En cas de suspicion d’un kyste cérébral ou d’une autre masse dans le cerveau, on réalise une IRM (imagerie par résonance magnétique) cérébrale ou, si l’IRM n’est pas possible, une tomodensitométrie (TDM).

Une méningite non infectieuse est probable si une cause non infectieuse est possible et si les symptômes de la personne et les résultats des tests ne suggèrent pas une origine infectieuse.

Traitement

  • Traitement de la cause

Lorsque le patient paraît très souffrant, le médecin débute rapidement un traitement sans attendre les résultats des tests permettant d’identifier la cause.
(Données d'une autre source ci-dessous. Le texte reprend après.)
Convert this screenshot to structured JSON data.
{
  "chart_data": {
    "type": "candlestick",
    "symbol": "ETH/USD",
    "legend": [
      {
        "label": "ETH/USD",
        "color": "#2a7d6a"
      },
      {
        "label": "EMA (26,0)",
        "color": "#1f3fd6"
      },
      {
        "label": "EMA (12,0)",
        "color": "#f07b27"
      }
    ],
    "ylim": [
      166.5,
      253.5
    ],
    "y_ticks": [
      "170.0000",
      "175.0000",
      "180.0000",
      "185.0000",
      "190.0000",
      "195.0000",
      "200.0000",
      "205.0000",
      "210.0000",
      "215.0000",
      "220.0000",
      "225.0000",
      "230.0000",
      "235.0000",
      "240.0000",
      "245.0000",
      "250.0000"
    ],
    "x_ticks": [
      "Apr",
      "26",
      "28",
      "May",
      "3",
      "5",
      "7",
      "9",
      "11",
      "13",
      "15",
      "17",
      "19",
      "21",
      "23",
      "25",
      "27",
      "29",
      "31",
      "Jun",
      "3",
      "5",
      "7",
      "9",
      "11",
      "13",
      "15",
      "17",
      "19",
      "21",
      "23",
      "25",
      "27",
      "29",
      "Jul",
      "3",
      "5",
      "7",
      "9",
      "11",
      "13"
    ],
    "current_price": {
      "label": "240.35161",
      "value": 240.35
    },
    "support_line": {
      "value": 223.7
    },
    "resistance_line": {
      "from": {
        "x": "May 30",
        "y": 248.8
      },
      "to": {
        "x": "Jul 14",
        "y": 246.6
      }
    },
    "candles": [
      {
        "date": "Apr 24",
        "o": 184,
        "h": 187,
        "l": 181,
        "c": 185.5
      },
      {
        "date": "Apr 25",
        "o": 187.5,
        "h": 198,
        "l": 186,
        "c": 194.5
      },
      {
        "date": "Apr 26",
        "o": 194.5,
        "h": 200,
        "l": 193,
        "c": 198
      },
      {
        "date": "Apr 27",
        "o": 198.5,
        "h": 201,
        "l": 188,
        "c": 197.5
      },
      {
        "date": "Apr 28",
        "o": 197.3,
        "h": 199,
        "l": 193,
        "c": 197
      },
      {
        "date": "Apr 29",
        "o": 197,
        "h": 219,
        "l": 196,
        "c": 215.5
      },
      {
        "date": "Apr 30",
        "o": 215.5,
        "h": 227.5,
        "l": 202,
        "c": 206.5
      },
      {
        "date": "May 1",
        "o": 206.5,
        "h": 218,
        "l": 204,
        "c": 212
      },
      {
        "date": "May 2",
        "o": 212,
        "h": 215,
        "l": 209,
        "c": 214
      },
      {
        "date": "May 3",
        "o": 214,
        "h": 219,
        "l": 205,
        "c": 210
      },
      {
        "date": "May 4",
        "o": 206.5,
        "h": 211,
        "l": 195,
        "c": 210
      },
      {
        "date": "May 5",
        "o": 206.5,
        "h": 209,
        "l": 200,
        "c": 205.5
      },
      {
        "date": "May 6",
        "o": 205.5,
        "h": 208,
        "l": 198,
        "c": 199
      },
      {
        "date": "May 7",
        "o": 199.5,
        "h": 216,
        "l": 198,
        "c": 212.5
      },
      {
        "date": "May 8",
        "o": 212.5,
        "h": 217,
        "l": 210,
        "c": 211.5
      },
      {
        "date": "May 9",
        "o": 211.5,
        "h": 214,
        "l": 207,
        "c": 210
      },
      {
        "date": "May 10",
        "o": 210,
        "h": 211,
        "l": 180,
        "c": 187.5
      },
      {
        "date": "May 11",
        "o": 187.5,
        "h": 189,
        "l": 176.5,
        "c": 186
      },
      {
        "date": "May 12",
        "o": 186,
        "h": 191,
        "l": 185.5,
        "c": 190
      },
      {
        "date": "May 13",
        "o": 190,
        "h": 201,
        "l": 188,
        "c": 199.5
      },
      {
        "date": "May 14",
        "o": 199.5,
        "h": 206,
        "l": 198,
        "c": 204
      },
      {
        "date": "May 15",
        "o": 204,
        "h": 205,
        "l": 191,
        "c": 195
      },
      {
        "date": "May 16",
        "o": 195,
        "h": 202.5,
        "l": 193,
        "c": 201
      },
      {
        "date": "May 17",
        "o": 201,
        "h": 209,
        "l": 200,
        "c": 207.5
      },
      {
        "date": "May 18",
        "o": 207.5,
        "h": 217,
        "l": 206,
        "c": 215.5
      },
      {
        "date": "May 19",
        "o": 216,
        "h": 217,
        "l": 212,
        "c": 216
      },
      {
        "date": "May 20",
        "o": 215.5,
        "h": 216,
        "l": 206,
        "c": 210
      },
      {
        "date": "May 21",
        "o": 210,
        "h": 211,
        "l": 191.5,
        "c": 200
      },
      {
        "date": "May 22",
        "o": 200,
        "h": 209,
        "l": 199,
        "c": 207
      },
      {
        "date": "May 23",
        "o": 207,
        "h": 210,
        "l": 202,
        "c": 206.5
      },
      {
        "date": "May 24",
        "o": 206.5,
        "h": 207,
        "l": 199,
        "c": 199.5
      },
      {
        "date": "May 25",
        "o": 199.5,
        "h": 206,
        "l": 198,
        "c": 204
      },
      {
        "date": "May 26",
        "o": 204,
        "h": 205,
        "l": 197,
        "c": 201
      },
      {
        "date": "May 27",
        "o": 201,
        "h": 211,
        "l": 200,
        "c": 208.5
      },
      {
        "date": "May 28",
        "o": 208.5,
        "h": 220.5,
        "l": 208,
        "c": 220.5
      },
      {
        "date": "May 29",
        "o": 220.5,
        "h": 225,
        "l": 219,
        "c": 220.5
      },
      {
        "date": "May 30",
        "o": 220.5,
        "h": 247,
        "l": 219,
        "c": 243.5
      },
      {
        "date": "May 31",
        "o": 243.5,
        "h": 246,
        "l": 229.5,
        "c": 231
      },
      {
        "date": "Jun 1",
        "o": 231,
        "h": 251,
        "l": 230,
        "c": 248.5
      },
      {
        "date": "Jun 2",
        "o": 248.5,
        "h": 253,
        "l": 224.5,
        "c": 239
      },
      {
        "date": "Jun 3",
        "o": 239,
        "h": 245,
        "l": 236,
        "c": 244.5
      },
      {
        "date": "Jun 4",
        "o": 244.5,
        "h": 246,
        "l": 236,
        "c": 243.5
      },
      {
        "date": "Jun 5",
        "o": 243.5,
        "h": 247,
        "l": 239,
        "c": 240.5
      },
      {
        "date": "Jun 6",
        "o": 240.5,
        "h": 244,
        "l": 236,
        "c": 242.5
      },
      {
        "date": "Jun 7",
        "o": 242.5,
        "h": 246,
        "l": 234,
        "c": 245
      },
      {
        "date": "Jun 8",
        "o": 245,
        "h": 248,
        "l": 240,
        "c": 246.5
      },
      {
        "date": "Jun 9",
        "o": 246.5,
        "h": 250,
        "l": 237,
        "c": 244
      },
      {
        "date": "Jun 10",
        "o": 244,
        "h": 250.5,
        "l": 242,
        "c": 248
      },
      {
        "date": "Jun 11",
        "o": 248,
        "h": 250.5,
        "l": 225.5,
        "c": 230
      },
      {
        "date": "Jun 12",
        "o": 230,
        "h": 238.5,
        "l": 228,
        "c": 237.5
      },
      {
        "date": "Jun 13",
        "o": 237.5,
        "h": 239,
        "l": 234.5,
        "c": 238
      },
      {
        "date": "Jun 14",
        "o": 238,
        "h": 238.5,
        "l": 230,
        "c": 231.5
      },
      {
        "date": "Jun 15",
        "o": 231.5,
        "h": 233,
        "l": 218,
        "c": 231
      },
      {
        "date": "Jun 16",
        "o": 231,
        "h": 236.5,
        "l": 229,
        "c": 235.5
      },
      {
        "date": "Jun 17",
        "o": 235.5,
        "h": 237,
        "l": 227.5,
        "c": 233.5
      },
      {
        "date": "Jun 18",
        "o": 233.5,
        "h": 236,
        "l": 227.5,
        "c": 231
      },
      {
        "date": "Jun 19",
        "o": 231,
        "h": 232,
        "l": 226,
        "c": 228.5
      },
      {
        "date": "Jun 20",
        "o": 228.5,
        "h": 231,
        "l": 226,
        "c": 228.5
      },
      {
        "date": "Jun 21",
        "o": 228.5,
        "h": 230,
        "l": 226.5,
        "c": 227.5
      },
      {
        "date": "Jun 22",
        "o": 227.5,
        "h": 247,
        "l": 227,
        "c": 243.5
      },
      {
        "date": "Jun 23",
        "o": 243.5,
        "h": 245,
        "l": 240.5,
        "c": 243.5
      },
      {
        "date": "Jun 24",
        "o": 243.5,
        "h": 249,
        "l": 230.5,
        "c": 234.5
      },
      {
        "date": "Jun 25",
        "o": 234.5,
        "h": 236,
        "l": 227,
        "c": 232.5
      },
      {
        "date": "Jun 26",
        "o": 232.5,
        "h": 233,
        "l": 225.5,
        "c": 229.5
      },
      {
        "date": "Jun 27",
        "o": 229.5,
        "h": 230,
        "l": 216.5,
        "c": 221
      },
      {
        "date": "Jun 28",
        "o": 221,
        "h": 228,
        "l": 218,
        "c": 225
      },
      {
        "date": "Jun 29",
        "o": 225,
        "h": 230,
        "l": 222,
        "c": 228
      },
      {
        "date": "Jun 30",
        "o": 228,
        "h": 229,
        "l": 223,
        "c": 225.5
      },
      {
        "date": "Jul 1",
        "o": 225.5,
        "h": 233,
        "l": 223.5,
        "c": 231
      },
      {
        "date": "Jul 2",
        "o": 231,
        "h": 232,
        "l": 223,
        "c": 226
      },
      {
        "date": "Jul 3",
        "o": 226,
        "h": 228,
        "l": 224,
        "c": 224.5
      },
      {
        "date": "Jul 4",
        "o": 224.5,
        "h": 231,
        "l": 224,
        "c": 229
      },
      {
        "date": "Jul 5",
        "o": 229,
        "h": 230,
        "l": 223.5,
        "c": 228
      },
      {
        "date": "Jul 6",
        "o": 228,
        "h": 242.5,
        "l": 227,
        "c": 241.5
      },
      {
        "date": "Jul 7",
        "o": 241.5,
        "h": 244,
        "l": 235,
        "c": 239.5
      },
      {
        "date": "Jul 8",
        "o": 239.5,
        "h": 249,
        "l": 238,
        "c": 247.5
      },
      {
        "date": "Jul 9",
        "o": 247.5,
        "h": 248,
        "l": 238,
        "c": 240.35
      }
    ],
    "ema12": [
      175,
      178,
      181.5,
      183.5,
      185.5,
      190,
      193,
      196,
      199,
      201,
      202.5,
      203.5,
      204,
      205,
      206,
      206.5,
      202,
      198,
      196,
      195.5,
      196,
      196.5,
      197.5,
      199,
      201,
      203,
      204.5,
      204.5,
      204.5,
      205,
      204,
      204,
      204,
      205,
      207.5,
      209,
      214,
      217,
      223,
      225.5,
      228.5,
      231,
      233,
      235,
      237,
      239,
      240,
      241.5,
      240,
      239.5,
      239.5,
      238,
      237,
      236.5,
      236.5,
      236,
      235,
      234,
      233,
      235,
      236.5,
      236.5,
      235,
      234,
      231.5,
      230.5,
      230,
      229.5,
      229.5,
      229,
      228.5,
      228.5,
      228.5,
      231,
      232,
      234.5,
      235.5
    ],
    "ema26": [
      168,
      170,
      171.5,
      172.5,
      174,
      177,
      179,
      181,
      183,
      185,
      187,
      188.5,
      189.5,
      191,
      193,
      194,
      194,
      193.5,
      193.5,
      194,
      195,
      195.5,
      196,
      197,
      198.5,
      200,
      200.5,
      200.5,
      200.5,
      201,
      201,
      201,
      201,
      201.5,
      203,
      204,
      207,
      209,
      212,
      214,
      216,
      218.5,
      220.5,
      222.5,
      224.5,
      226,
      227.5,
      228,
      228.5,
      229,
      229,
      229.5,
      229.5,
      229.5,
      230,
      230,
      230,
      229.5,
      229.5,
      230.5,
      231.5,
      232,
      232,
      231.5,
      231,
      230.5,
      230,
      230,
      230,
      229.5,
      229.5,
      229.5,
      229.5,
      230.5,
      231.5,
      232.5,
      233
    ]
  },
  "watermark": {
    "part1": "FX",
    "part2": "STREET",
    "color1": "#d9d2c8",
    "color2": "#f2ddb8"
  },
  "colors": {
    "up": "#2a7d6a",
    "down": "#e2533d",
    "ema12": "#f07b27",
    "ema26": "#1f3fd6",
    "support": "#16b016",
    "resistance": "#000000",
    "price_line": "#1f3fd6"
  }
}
Le traitement comprend des antibiotiques, qui sont administrés jusqu’à ce que le médecin soit sûr que la personne n’est pas atteinte d’une méningite bactérienne, qui, sans traitement, peut rapidement être responsable de lésions cérébrales irréversibles ou du décès. Les patients sont également traités par l’aciclovir (un médicament antiviral) au cas où l’infection serait due à un virus herpès simplex.

Dès que la cause est identifiée, un traitement adéquat est prescrit – par exemple, traitement de la pathologie ou arrêt du traitement en cause. Un traitement symptomatique est prescrit si nécessaire.